If you have visited your favorite garden center recently to look at the roses, you might feel overwhelmed. There are so many different plants offered for you to plant that it is difficult to choose.
For example, McShane’s Nursery in Salinas (www.mcshanesnursery.com) has posted its current rose list, with scores of bush roses, plus groundcover roses, English roses, tree roses, and climbing roses.
When studying this list, don’t just click “print.” I did and now have a six-page list, a half-page of growing tips, and seventeen blank pages! This didn’t kill more than a very small tree, but it’s a waste nevertheless.
You can also become overwhelmed by browsing to www.regannursery.com, the website of Regan Nursery in Fremont, California.
Dealing with such rose lists or inventories you visit requires a strategy. Decide first on what you need or want for your garden (bush, groundcover, tree or climbing roses), so you could focus on plant selection.
The bush roses are basically hybrid teas and floribundas. Thousands of cultivars are available, with new ones on the market every year.
The English roses, also called shrub roses, are plants England’s David Austin has bred. He combines fragrant old roses (Gallicas, Damasks, Albas and others) with modern roses, e.g., hybrid teas and floribundas, which offer a wide range of colors and repeat flowering. These are deservedly popular plants. Check them out at www.davidaustinroses.com.

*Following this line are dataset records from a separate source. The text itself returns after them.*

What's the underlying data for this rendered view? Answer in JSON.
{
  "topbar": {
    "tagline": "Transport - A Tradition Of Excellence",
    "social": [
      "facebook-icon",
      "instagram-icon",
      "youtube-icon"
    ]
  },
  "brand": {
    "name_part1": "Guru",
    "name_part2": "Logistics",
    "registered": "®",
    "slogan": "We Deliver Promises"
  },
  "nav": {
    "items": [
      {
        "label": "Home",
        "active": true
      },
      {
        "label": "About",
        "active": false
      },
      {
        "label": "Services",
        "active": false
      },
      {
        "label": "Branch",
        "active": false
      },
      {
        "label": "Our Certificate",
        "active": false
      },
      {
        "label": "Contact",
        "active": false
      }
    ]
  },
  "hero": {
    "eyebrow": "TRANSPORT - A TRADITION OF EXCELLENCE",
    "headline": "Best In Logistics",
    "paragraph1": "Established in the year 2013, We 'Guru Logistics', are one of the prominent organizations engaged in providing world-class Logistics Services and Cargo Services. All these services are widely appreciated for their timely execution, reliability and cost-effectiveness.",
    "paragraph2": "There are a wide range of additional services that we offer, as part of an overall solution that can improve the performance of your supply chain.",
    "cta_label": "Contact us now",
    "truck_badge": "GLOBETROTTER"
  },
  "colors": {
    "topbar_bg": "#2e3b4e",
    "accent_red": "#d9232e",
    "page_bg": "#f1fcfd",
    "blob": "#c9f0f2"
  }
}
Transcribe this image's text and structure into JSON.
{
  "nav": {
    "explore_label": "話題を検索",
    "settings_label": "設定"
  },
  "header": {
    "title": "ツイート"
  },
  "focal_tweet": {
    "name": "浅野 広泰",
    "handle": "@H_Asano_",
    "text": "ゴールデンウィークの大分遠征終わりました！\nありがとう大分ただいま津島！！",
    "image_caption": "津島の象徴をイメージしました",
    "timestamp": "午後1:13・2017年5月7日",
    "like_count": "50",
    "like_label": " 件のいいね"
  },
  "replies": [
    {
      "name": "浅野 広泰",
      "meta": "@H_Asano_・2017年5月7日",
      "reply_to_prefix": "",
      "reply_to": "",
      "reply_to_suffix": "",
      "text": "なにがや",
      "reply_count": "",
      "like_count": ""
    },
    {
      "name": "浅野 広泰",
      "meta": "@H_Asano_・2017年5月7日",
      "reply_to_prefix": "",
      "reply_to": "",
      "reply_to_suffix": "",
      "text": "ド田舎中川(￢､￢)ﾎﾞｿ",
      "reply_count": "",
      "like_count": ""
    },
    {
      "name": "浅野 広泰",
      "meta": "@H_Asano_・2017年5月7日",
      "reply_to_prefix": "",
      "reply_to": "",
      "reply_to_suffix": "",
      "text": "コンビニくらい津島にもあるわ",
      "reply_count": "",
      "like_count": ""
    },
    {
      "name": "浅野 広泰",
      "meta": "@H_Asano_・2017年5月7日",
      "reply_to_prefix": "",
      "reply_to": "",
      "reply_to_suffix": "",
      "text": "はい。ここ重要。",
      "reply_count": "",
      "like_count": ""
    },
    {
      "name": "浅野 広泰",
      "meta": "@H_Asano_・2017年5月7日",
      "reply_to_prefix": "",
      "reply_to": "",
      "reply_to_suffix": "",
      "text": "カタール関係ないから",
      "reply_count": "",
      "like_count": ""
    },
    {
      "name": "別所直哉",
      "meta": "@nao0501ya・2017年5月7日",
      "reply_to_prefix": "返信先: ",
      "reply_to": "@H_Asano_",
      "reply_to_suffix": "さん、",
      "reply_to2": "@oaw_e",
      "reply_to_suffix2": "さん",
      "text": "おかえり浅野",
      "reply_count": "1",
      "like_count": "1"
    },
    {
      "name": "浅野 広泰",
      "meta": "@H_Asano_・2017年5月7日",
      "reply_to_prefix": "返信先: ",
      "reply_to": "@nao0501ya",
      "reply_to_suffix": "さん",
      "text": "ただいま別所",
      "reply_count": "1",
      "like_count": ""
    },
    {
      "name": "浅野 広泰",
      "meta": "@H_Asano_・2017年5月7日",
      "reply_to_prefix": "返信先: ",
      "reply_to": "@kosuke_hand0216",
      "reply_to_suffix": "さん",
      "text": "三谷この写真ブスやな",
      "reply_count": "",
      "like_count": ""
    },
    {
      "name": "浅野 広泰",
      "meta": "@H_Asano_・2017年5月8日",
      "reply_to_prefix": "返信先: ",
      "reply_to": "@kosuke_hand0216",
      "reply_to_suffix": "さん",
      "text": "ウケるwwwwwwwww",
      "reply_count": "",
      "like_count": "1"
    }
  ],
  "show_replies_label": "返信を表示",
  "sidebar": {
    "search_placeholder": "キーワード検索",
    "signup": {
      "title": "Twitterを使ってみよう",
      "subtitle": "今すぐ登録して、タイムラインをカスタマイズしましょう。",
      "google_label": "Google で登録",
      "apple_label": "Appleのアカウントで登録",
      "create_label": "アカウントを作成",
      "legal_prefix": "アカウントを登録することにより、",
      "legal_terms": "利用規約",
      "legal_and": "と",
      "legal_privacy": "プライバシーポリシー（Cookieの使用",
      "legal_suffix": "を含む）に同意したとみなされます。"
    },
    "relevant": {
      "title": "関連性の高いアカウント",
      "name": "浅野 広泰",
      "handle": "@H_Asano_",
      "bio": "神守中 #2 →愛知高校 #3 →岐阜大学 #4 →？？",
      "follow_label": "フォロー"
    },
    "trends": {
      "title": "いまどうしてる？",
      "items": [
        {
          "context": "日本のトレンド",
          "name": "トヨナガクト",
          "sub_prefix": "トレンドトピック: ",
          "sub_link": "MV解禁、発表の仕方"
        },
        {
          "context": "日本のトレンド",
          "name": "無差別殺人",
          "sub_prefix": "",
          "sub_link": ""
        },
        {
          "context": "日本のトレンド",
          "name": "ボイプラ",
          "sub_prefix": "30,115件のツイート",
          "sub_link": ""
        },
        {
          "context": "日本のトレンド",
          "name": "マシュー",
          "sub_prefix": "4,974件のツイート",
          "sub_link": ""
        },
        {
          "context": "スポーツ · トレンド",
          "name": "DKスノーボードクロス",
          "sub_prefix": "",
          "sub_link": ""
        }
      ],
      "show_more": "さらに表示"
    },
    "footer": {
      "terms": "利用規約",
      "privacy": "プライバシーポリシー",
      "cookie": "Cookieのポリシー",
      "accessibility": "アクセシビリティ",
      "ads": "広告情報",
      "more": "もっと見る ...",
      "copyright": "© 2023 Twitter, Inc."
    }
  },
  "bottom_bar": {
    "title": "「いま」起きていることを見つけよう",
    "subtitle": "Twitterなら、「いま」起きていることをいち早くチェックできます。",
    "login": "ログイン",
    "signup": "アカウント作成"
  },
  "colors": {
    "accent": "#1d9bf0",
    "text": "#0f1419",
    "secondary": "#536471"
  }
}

Tree, groundcover and climbing roses are I hope obvious.
Once the gardener has decided the category of rose wanted/needed, most will chose for blossom color. This is a not a bad approach, but it misses other interesting and productive strategies.
A different approach is to select a rose that is highly rated for overall performance. Look for such ratings in the American Rose Society booklet, 2012 Handbook for Selecting Roses: A Guide to Buying Roses (inquire at email@example.com).
Another approach for the adventuresome gardener: collect uncommon species. Of the 100 species of the genus Rosa, the major ones are the white rose (R. alba), the dog rose (R canina), the cabbage rose (R. centifolia), the summer damask rose (R. damascena), the French rose (R. gallica), the eglantine rose (R. rubiginosa) and the rugosa rose (R. rugosa). Each has unique appeal.
An intriguing choice is the winged thorn rose (R. sericea f. pteracantha), a Chinese native. Its distinctions include large size (six-to-eight feet tall), white flowers with just four petals and very large, bright red thorns. Best at the back of the garden bed!
One mail order source of such roses is Vintage Gardens in Sebastopol, California. (www.vintagegardens.com).
Enjoy the Queen of the Flowers in your garden!